David Bergman <davidb@home.se> wrote:
[...] By the way, I think there indeed is a correlation between "make -k"/"bjam"-adaptable developers and those using the most complex portions of Boost.
[...] I've worked with
quite advanced and competent developers who are only comfortable in an IDE.
But they sure would be able to change one or two environment variables and type 'bjam', right?
[...]
The risk is that Boost will inevitably belong to those 50% of the C++ standard that is never touched by most developers, ever. None of the "C++ experts" I have interviewed for employment has heard of the keyword 'typename' or used template template parameters, or used 'virtual' base classes.
[...] Boost actually might help reunifying C++ again, instead of constituting two languages, one for MFC:ers [...] and one for "experts", which it does today, IMEHO.

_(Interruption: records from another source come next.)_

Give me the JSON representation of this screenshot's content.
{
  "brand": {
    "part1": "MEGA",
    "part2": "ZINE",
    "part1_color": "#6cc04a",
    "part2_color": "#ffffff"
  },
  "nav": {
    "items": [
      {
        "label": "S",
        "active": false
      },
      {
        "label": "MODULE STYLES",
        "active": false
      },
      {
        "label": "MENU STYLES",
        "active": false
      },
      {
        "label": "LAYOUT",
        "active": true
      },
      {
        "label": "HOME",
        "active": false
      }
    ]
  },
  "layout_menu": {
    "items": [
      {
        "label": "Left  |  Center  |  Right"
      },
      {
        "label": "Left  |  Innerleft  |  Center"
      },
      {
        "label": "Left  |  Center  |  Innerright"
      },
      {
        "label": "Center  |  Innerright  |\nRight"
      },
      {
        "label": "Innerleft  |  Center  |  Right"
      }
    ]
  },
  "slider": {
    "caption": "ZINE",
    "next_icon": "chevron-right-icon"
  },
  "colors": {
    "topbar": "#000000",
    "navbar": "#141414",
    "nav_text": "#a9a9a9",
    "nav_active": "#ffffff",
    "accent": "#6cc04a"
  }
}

Just for some background: We are using more than two dozen 3rd-party SDKs and libraries, both free software and commercial ones, some across almost half a dozen platforms. We are using boost since 2001. I have never written an MFC app. Not a single one. (Of a dozen or so developers here, I know one who has for some toy projects.) I am considered the "C++ expert" here and people often are annoyed that I am forcing them to learn where 'typename' is required, how template template parameters are working, and what these 4k error messages from template meta code mean. :^> (I would suppose everyone here knows what virtual bases are for.) I have failed to build/install boost without putting considerably more effort into it than I needed to put into many other libraries. That is, I was unable to just download it and check it out. I think this would be the same with most Win/Mac developers here.